In terms of industrial raw materials, such as PET plastics, copper pipes and textile raw materials, tariffs have been reduced from a maximum of 35% to between 2% and 20%. This series of tariff cuts will greatly reduce the production cost of relevant industries and improve production efficiency.

In addition, the tariff reduction of 38 types of key machinery and equipment, covering industrial furnaces, boilers and specific engines that cannot be produced domestically, heralds a new stage of technological upgrading and innovation in Argentina's manufacturing industry.
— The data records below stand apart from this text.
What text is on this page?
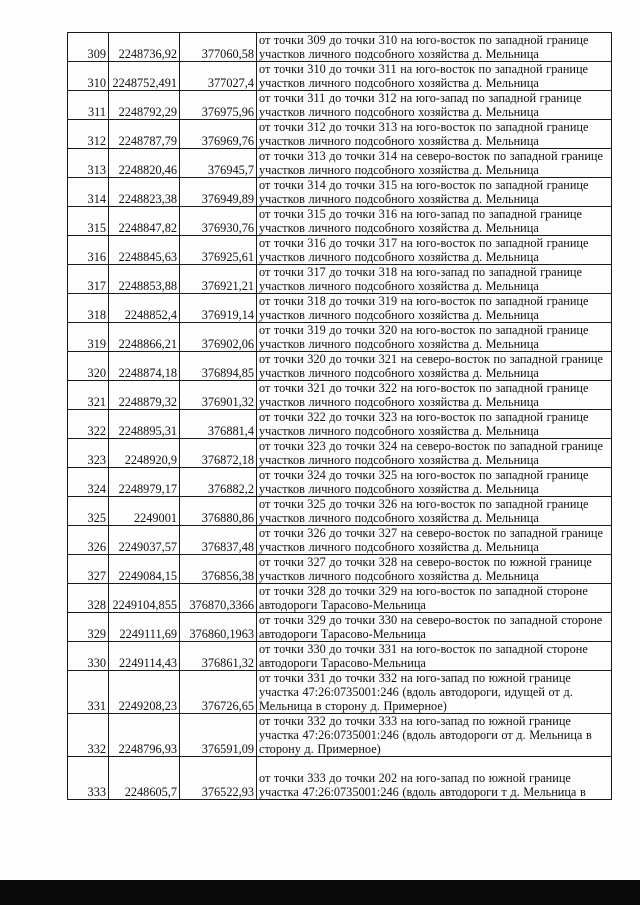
309	2248736,92	377060,58	от точки 309 до точки 310 на юго-восток по западной границе участков личного подсобного хозяйства д. Мельница
310	2248752,491	377027,4	от точки 310 до точки 311 на юго-восток по западной границе участков личного подсобного хозяйства д. Мельница
311	2248792,29	376975,96	от точки 311 до точки 312 на юго-запад по западной границе участков личного подсобного хозяйства д. Мельница
312	2248787,79	376969,76	от точки 312 до точки 313 на юго-восток по западной границе участков личного подсобного хозяйства д. Мельница
313	2248820,46	376945,7	от точки 313 до точки 314 на северо-восток по западной границе участков личного подсобного хозяйства д. Мельница
314	2248823,38	376949,89	от точки 314 до точки 315 на юго-восток по западной границе участков личного подсобного хозяйства д. Мельница
315	2248847,82	376930,76	от точки 315 до точки 316 на юго-запад по западной границе участков личного подсобного хозяйства д. Мельница
316	2248845,63	376925,61	от точки 316 до точки 317 на юго-восток по западной границе участков личного подсобного хозяйства д. Мельница
317	2248853,88	376921,21	от точки 317 до точки 318 на юго-запад по западной границе участков личного подсобного хозяйства д. Мельница
318	2248852,4	376919,14	от точки 318 до точки 319 на юго-восток по западной границе участков личного подсобного хозяйства д. Мельница
319	2248866,21	376902,06	от точки 319 до точки 320 на юго-восток по западной границе участков личного подсобного хозяйства д. Мельница
320	2248874,18	376894,85	от точки 320 до точки 321 на северо-восток по западной границе участков личного подсобного хозяйства д. Мельница
321	2248879,32	376901,32	от точки 321 до точки 322 на юго-восток по западной границе участков личного подсобного хозяйства д. Мельница
322	2248895,31	376881,4	от точки 322 до точки 323 на юго-восток по западной границе участков личного подсобного хозяйства д. Мельница
323	2248920,9	376872,18	от точки 323 до точки 324 на северо-восток по западной границе участков личного подсобного хозяйства д. Мельница
324	2248979,17	376882,2	от точки 324 до точки 325 на юго-восток по западной границе участков личного подсобного хозяйства д. Мельница
325	2249001	376880,86	от точки 325 до точки 326 на юго-восток по западной границе участков личного подсобного хозяйства д. Мельница
326	2249037,57	376837,48	от точки 326 до точки 327 на северо-восток по западной границе участков личного подсобного хозяйства д. Мельница
327	2249084,15	376856,38	от точки 327 до точки 328 на северо-восток по южной границе участков личного подсобного хозяйства д. Мельница
328	2249104,855	376870,3366	от точки 328 до точки 329 на юго-восток по западной стороне автодороги Тарасово-Мельница
329	2249111,69	376860,1963	от точки 329 до точки 330 на северо-восток по западной стороне автодороги Тарасово-Мельница
330	2249114,43	376861,32	от точки 330 до точки 331 на юго-восток по западной стороне автодороги Тарасово-Мельница
331	2249208,23	376726,65	от точки 331 до точки 332 на юго-запад по южной границе участка 47:26:0735001:246 (вдоль автодороги, идущей от д. Мельница в сторону д. Примерное)
332	2248796,93	376591,09	от точки 332 до точки 333 на юго-запад по южной границе участка 47:26:0735001:246 (вдоль автодороги от д. Мельница в сторону д. Примерное)
333	2248605,7	376522,93	от точки 333 до точки 202 на юго-запад по южной границе участка 47:26:0735001:246 (вдоль автодороги т д. Мельница в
The government adopted a phased tax reduction strategy, such as the gradual tax reduction of automobile tires in four stages, to ensure the orderly adaptation of the market, thus stabilizing the expected effect of the policy.

Tariffs on small appliances, such as fans, coffee makers, LED installations, heaters, kettles and electric ovens, will be reduced from 35% to 20%.

② Automobile tires, down from 35% to 16%;

③ Motorcycle tires, down from 35% to 20%;

PET and ABS plastic raw materials, including bottle containers and white goods, decreased from 12.6% to 6%;

For textile raw materials, the import duty on Lycra will be reduced from 18% to 2%, and polyester fiber from 18% to 6%;

Other products, such as ground coffee, energy drinks or sunglasses, have their tariffs reduced from 35% to 20%;

Tariffs on sunscreens and deodorants will be reduced from 25% to 18%.

Lavini, secretary of State for industry and trade of the Ministry of Economy of Argentina, said that this round of tariff reduction is part of the government's package of measures to promote foreign trade, and the reduction of tariffs on refrigerators, washing machines, tires, plastic supplies, fertilizers and herbicides in May this year, will further benefit industrial production and consumers.


Those who do trade in these two markets must pay attention to tariff changes!